The picture of the arched bridge is a perfect illustration of the concept. All the things we’ve done wrong, all the mistakes we’ve made, all the mean or thoughtless things we’ve said or done are the foundation we NEED to understand how much we need forgiveness. And once we have truly admitted them to ourselves and therefore also to God, we have begun the process of building on them – of using those terrible feelings to reach forward, to ask for and accept forgiveness like the arch reaches across and is strengthened by what has gone before and what is ahead.
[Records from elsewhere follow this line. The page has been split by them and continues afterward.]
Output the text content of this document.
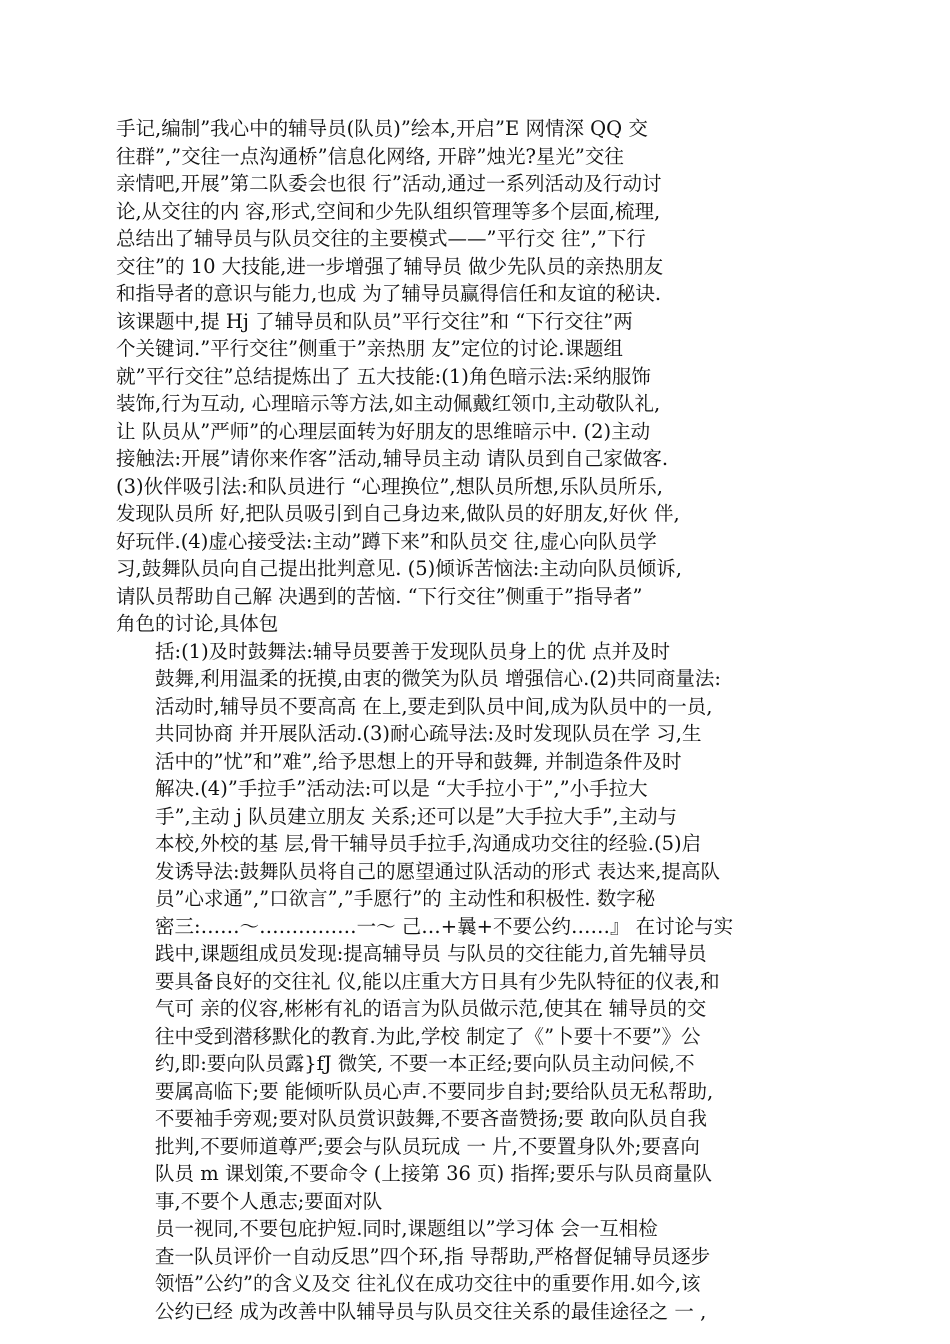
手记,编制”我心中的辅导员(队员)”绘本,开启”E 网情深 QQ 交
往群”,”交往一点沟通桥”信息化网络, 开辟”烛光?星光”交往
亲情吧,开展”第二队委会也很 行”活动,通过一系列活动及行动讨
论,从交往的内 容,形式,空间和少先队组织管理等多个层面,梳理,
总结出了辅导员与队员交往的主要模式——”平行交 往”,”下行
交往”的 10 大技能,进一步增强了辅导员 做少先队员的亲热朋友
和指导者的意识与能力,也成 为了辅导员赢得信任和友谊的秘诀.
该课题中,提 Hj 了辅导员和队员”平行交往”和 “下行交往”两
个关键词.”平行交往”侧重于”亲热朋 友”定位的讨论.课题组
就”平行交往”总结提炼出了 五大技能:(1)角色暗示法:采纳服饰
装饰,行为互动, 心理暗示等方法,如主动佩戴红领巾,主动敬队礼,
让 队员从”严师”的心理层面转为好朋友的思维暗示中. (2)主动
接触法:开展”请你来作客”活动,辅导员主动 请队员到自己家做客.
(3)伙伴吸引法:和队员进行 “心理换位”,想队员所想,乐队员所乐,
发现队员所 好,把队员吸引到自己身边来,做队员的好朋友,好伙 伴,
好玩伴.(4)虚心接受法:主动”蹲下来”和队员交 往,虚心向队员学
习,鼓舞队员向自己提出批判意见. (5)倾诉苦恼法:主动向队员倾诉,
请队员帮助自己解 决遇到的苦恼. “下行交往”侧重于”指导者”
角色的讨论,具体包

括:(1)及时鼓舞法:辅导员要善于发现队员身上的优 点并及时
鼓舞,利用温柔的抚摸,由衷的微笑为队员 增强信心.(2)共同商量法:
活动时,辅导员不要高高 在上,要走到队员中间,成为队员中的一员,
共同协商 并开展队活动.(3)耐心疏导法:及时发现队员在学 习,生
活中的”忧”和”难”,给予思想上的开导和鼓舞, 并制造条件及时
解决.(4)”手拉手”活动法:可以是 “大手拉小于”,”小手拉大
手”,主动 j 队员建立朋友 关系;还可以是”大手拉大手”,主动与
本校,外校的基 层,骨干辅导员手拉手,沟通成功交往的经验.(5)启
发诱导法:鼓舞队员将自己的愿望通过队活动的形式 表达来,提高队
员”心求通”,”口欲言”,”手愿行”的 主动性和积极性. 数字秘
密三:……～……………一～ 己…+曩+不要公约……』 在讨论与实
践中,课题组成员发现:提高辅导员 与队员的交往能力,首先辅导员
要具备良好的交往礼 仪,能以庄重大方日具有少先队特征的仪表,和
气可 亲的仪容,彬彬有礼的语言为队员做示范,使其在 辅导员的交
往中受到潜移默化的教育.为此,学校 制定了《”卜要十不要”》公
约,即:要向队员露}fJ 微笑, 不要一本正经;要向队员主动问候,不
要属高临下;要 能倾听队员心声.不要同步自封;要给队员无私帮助,
不要袖手旁观;要对队员赏识鼓舞,不要吝啬赞扬;要 敢向队员自我
批判,不要师道尊严;要会与队员玩成 一 片,不要置身队外;要喜向
队员 m 课划策,不要命令 (上接第 36 页) 指挥;要乐与队员商量队
事,不要个人恿志;要面对队

员一视同,不要包庇护短.同时,课题组以”学习体 会一互相检
查一队员评价一自动反思”四个环,指 导帮助,严格督促辅导员逐步
领悟”公约”的含义及交 往礼仪在成功交往中的重要作用.如今,该
公约已经 成为改善中队辅导员与队员交往关系的最佳途径之 一 ,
Though this sounds like a very hard lesson to teach your children, and yes, it is a lesson for kids old enough to be genuinely empathetic, it is probably one of the most critical in terms of life skills and them growing into happy and emotionally mature people. But it is also one of the most common sense – we have to have made mistakes to learn – this is as true about not turning the handle bars on your bike too sharply as it is about not hitting someone who takes a toy from you…no matter how mad you are. When you hurt someone, either with your words or with your hands, just like when you hurt yourself, it makes YOU feel terrible. It makes you not want to do it again, and that’s where the learning comes in. Our job as parents, mentors or adults who care deeply about children is to help them through these lessons, to help them understand that we all make these mistakes, that it’s part of being human, that it’s part of learning how to be the people that God put us here to be. It’s not always easy, it’s not always fun, and it doesn’t always feel good – but that doesn’t mean it isn’t good, kind of like yucky tasting medicine that makes us feel better.
Simple things (ok, not always easy and not always fun) done with great love.